Sunday, November 11, 2012

Gangnam Style

Finally, I'll write something about Gangnam Style.   A lot of white people who live in Korea tend to hate K-pop.   In the venn diagram of things, the usual male English teacher in Korea hails from musical interests that tends to scorn anything top ten.  The constant bitch from people like us it that K-pop is just mass produced fake bullshit.  To some extent that argument is sound, but it is also a cliche and predictable refrain.  You can pre-empt any conversation about K-pop with a straight white guy in Korea by saying key words like: plastic, fake, crap, mass produced, corporate, and you can even test your opponent's sanity by dropping the i-bomb as in Illuminati. (Shit, I bet I'm going to get people who googled "Illuminati," dropping by now.)

Many people have already noted that Psy's success must be the utmost shit sandwich for anybody from the big Korean record companies who thought that one of their mini-skirt squads would make it big in the states.   Delusional thinking by S.M. entertainment prompted them to send over nine girls to get leered at by Dave Letterman, Regis Philban, and Bill Murray. 

My personal favorite case of schadenfreude is the one that Park Jin Young must be feeling.   He sent The Wondergirls over to America to become the next big thing, without understanding that girl groups are about fifteen years late in places that aren't Asia.  Besides that, there have never really been too many successful girl groups in America.  Sure there was Ace of Base and the Spice Girls.  En Vogue was pretty awesome but they only had three big songs.  (They also showed more skin in 1996 than the Wonder Girls will ever be willing to do.)  

Also what must be extraordinarily bitter for everyone on the the Wonder Girls and Girls Generation band wagons is the crazy positioning of Hyun-ah.   Hyun-ah, the former Wonder Girl.  Hyuna-ah, the girl who at 17 years old made the song "Change,"  the song that made the puritanical "Brian In Jeollanamdo," loose his shit and empty his lube tube.  Hyun-ah, who lit up the blogosophere again earlier this year with people calling her a stripper, for her role in the song "Trouble Maker."  (I have to admit to being a fan of "Trouble Maker," that whistle beat is pretty cool.)   I called it too.  Sure she has that whole sexy thing working for her, but the girl can spot an opportunity and follow through, and there she was in the "Gangnam Style," video, in the subway looking all hot and doing the horse dance next to Psy.   Where were the other Wonder Girls?  Where was Jessica and Taeyeon?  They weren't anywhere.  And now Hyuna, is the it girl in the number #2 billboard song.  Let me rephrase that - the Kpop song that isn't translated into English - that is also the number #2 billboard song.  Take that S.M. and J.Y.P. entertainment.

3 comments:

3gyupsal said...

To all of the people hating on Hyun-ah, just let me remind you of Madonna's "Open Your Heart," video.
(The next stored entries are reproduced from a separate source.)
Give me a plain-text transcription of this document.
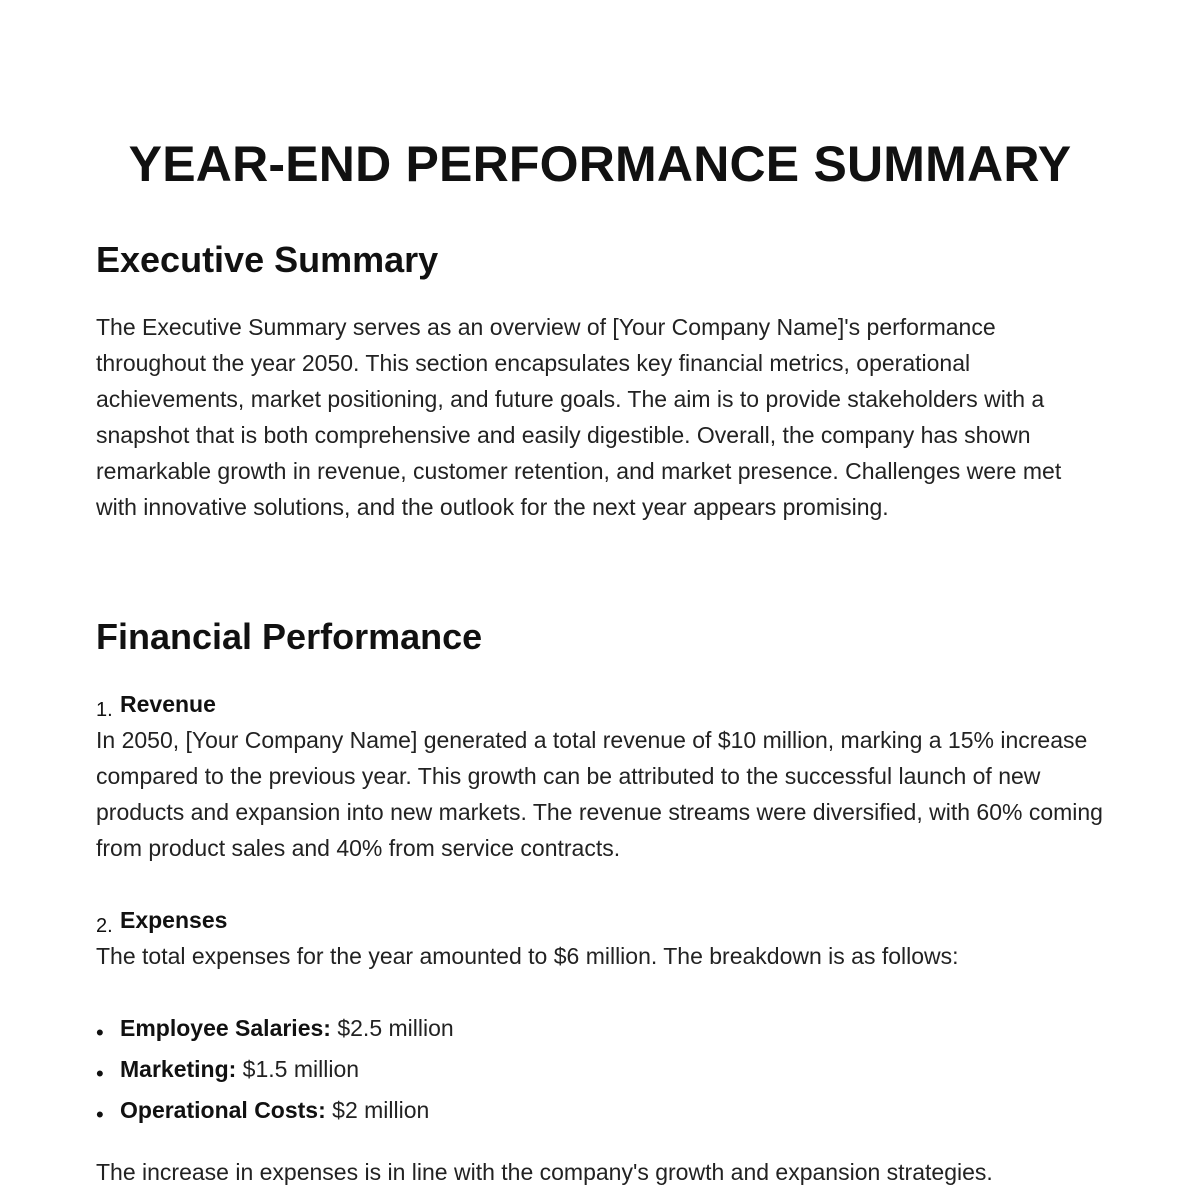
YEAR-END PERFORMANCE SUMMARY
Executive Summary

The Executive Summary serves as an overview of [Your Company Name]'s performance throughout the year 2050. This section encapsulates key financial metrics, operational achievements, market positioning, and future goals. The aim is to provide stakeholders with a snapshot that is both comprehensive and easily digestible. Overall, the company has shown remarkable growth in revenue, customer retention, and market presence. Challenges were met with innovative solutions, and the outlook for the next year appears promising.

Financial Performance
1. Revenue

In 2050, [Your Company Name] generated a total revenue of $10 million, marking a 15% increase compared to the previous year. This growth can be attributed to the successful launch of new products and expansion into new markets. The revenue streams were diversified, with 60% coming from product sales and 40% from service contracts.

2. Expenses

The total expenses for the year amounted to $6 million. The breakdown is as follows:

• Employee Salaries: $2.5 million
• Marketing: $1.5 million
• Operational Costs: $2 million

The increase in expenses is in line with the company's growth and expansion strategies.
Madonna actually does play a stripper and does a dance in a peep show. At the end of the video she goes home with a middle school kid who some how snuck into the peep show and saw it all. And this was in 1986. Hyun-ah has yet to breech that kind of trashiness twenty six fucking years later.

Brian said...

Just saw this, and I think you're the first person to ever call me puritanical. That post was several years ago, and like most of them I had forgotten I wrote it until I saw people reading it recently. It's interesting, I guess, to see how some of the K-pop people have changed once they've gotten out of the mold of their boy- or girl-bands.

I like your first paragraph, and reading most armchair commentary on K-pop is, well, unreadable because of that kind of condescension. I'm not a big K-pop fan, unless I'm feeling nostalgic, but a lot of the hating on it is basically just older people complaining about young people: nothing new here. I'm often reminded of Michael Hurt's first post on the Wonder Girls, which was just a 30something complaining about what teenagers are listening to these days.

3gyupsal said...

Hey Brian in Pittsburgh. I'm sorry if you took offense to me calling you puritanical.

I am somewhat offended for your implication that I am a Kpop fan. I maintain that my Kpop appreciation is not fandom but rather interest. I still kind of want to punch French people at SM town concerts.

As for Michael Hurt. I usually respect what he has to say. I don't think that he has to go to such lengths to say them though. His post about SNSD on David Letterman was a bit overkill.

I miss your blog. I'm lucky that I don't need it anymore though. I work at a university now, and I am not hostage to the desk warming system of the public schools, so I don't really blog or read other people's blogs anymore. It's kind of a shame. I really don't give a shit about public schools anymore. I would have liked to take over your Korea Times editorial racket.